We know that $g(x)=x^2$ is a convex-cup function. Due to Jensen's inequality
$$\sum_{i=1}^n \frac{1}{n}p_i^2=\sum_{i=1}^n \frac{1}{n}g(p_i)=\color{blue}{E(g(X))\geq g(E(X))}=(E(X))^2 =\Bigl(\frac{1}{n}\sum_{i=1}^n p_i\Bigr)^2,$$
where

$p$ | $p_1$ | $p_2$ | $\dots$ | $p_n$ |
---|---|---|---|---|

$\text{Pr}[X=p]$ | $\frac{1}{n}$ | $\frac{1}{n}$ | $\dots$ | $\frac{1}{n}$ |

Thus,

$$\text{Pr}[\text{"two white balls are obtained"}]=\sum_{i=1}^n \frac{1}{n}p_i^2\color{blue}\geq \Bigl(\frac{1}{n}\sum_{i=1}^n p_i\Bigr)^2=\Bigl(\frac{1}{2}\Bigr)^2=\frac{1}{4}.$$

The example looks quite theoretical, but actually it can model several real life activities. For example, imagine that you are looking for real estate, e.g. an apartment to buy. There are several real estate sites for it (in our example boxes).

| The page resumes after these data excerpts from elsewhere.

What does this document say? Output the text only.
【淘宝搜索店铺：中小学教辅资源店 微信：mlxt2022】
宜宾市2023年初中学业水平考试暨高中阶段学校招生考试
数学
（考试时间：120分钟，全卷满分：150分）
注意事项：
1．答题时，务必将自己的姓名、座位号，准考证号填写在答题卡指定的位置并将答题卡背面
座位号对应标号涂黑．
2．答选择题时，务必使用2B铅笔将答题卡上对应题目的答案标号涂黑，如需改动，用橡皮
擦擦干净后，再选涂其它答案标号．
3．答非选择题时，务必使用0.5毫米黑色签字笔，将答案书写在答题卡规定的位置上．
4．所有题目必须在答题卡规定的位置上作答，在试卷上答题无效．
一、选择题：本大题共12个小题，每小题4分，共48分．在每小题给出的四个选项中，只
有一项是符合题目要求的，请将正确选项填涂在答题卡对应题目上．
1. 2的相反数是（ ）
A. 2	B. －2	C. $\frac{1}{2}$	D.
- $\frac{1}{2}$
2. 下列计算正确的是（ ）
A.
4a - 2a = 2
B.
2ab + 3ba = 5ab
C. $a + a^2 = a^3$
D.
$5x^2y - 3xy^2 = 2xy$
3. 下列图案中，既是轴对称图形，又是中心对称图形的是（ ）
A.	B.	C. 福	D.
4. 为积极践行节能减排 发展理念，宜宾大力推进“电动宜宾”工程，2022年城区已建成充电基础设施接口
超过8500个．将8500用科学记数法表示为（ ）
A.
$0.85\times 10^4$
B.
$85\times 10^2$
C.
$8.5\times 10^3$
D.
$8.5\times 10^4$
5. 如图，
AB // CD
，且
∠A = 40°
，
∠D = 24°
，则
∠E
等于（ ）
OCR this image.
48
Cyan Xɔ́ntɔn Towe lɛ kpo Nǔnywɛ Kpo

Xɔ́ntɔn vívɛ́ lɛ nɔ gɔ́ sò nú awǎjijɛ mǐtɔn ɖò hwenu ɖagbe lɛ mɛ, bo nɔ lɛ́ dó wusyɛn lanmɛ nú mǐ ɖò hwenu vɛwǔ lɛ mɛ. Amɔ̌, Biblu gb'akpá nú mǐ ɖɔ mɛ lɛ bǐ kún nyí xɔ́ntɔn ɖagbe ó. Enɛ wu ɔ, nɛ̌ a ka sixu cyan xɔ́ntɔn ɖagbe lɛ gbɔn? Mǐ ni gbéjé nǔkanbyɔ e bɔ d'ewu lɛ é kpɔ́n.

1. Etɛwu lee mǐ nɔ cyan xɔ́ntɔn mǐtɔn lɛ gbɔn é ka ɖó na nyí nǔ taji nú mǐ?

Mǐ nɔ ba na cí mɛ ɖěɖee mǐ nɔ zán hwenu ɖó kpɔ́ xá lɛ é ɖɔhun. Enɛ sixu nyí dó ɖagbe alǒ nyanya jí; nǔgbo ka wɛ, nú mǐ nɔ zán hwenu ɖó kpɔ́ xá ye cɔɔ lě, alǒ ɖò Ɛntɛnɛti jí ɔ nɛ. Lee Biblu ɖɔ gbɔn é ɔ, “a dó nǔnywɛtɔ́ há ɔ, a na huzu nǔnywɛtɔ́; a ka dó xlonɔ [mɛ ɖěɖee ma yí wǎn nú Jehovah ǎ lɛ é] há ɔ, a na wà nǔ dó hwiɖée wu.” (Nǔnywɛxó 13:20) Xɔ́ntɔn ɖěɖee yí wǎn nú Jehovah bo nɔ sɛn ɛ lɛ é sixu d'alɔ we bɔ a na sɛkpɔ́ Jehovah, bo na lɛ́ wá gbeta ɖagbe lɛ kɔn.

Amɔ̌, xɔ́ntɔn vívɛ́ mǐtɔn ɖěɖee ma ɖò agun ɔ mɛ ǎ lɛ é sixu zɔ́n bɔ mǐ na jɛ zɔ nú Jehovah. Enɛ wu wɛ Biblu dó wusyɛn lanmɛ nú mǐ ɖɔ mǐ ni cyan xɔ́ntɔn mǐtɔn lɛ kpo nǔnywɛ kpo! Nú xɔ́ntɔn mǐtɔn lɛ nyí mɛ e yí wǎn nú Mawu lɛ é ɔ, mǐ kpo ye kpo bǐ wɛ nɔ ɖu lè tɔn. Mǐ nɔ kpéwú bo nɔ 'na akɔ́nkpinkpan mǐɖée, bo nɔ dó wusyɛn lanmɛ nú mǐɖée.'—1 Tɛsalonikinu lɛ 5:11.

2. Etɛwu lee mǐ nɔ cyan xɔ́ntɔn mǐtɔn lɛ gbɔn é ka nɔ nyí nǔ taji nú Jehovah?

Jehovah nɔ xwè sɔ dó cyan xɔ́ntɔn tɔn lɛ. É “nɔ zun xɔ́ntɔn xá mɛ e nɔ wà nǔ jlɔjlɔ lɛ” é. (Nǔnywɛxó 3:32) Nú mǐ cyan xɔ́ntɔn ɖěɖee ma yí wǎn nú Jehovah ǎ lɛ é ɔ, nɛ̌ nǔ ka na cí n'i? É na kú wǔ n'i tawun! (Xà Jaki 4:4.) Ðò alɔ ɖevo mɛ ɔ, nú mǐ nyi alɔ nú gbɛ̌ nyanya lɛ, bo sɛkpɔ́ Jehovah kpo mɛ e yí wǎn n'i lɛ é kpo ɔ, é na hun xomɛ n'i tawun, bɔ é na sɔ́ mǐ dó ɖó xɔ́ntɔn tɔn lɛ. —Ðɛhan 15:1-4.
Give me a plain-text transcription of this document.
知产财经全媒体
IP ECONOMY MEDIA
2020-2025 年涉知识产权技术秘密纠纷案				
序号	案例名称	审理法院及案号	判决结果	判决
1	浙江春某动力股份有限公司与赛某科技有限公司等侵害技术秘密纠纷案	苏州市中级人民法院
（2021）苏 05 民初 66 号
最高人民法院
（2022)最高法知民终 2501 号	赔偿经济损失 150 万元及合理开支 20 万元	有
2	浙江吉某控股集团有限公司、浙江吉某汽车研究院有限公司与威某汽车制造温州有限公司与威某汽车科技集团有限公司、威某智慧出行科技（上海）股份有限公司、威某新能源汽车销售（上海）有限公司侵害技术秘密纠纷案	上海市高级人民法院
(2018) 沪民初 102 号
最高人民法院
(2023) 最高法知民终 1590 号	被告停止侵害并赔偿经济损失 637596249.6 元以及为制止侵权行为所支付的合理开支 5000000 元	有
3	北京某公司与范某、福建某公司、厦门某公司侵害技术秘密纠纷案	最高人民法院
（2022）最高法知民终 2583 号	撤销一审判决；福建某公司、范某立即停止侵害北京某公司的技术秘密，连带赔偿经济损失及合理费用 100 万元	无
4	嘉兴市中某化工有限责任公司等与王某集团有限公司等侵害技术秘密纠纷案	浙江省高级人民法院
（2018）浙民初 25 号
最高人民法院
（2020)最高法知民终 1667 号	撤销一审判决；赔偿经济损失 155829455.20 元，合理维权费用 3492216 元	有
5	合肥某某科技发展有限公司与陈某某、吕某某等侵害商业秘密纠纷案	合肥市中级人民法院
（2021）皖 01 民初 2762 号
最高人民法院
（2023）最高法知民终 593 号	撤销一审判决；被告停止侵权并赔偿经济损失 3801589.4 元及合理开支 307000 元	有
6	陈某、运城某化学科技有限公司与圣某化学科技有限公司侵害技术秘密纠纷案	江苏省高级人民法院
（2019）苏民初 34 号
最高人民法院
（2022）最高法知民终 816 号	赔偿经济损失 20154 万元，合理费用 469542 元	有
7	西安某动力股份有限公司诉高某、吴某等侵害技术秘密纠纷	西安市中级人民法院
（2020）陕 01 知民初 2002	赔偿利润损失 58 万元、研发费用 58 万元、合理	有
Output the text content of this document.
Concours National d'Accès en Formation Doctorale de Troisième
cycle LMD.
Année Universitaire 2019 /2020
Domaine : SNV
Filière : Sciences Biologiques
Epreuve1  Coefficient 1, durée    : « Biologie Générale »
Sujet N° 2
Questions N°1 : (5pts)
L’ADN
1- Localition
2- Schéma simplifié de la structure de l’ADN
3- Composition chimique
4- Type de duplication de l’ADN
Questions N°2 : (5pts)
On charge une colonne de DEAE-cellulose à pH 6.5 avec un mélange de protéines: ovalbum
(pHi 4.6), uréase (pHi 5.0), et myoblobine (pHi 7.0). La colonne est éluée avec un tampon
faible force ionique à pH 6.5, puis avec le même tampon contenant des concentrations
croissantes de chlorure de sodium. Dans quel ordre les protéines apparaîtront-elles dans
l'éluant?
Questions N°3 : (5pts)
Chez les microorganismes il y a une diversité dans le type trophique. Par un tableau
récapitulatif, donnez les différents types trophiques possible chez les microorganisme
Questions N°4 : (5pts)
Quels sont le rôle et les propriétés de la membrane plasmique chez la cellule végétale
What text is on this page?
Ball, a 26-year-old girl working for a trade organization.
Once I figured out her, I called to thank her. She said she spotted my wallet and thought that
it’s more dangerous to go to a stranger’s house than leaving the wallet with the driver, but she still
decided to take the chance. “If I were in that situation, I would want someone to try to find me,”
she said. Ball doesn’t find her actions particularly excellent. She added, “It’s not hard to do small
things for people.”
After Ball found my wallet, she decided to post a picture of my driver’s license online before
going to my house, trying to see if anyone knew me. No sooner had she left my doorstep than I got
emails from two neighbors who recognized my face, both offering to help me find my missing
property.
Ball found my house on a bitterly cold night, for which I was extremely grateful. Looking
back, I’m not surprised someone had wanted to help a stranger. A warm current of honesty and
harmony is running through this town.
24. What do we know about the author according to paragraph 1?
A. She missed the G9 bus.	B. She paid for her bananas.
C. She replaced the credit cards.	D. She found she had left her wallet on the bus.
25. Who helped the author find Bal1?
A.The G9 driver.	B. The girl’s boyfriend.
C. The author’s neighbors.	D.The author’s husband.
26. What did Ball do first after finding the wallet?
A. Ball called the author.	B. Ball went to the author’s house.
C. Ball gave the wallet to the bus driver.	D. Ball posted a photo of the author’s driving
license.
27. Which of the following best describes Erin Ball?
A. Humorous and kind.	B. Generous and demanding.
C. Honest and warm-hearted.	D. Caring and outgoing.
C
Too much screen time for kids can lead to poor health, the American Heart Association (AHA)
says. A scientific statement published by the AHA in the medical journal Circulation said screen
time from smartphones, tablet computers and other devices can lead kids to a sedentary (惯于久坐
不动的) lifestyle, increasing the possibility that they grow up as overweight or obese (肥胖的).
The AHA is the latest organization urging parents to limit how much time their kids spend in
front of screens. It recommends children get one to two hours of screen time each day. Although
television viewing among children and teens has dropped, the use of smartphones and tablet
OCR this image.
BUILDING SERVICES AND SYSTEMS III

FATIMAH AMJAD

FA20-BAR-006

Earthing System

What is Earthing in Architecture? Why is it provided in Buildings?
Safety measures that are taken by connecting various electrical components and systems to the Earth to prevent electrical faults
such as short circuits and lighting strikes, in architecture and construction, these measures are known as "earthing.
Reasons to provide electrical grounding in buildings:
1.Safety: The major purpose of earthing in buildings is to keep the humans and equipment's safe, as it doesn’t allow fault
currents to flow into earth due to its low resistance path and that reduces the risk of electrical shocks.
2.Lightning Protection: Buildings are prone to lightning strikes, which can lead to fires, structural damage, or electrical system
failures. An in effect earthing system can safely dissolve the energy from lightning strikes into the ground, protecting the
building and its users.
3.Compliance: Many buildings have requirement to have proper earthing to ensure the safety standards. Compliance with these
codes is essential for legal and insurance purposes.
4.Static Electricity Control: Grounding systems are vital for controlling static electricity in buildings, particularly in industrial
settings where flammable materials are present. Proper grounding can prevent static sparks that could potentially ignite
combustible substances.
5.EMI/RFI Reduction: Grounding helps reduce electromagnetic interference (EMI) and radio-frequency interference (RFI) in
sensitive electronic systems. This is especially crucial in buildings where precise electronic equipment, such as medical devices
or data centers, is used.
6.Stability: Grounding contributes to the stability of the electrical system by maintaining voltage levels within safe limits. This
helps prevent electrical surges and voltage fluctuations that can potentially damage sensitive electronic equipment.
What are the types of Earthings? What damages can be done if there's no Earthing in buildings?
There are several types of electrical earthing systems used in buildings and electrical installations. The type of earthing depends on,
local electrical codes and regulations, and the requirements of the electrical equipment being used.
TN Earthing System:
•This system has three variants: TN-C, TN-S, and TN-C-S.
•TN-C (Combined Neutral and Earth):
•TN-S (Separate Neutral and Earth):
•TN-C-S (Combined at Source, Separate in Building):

You know that if you choose randomly a real estate site and an apartment advertisement from there, it is over 99% chance that it is not suitable. What is the probability that out of 10 randomly chosen apartments (these are the balls from our example: non suitable white and suitable black) non is suitable? (We assume that the number of advertisements is large enough so that random with replacement equals random without replacement, i.e. if we have looked at one of the advertisements, we will not put it back into selection.) As complement of the event “non of the 10 suite” is the event “at least one is suitable”, we can calculate the probability that we will find our future home out of the 10.

Solve the real estate example.

Let $X$ be a positive random variable such that $E(X)=\frac{1}{3}$. What can you say about the following expected value: $E(\ln(3X))$?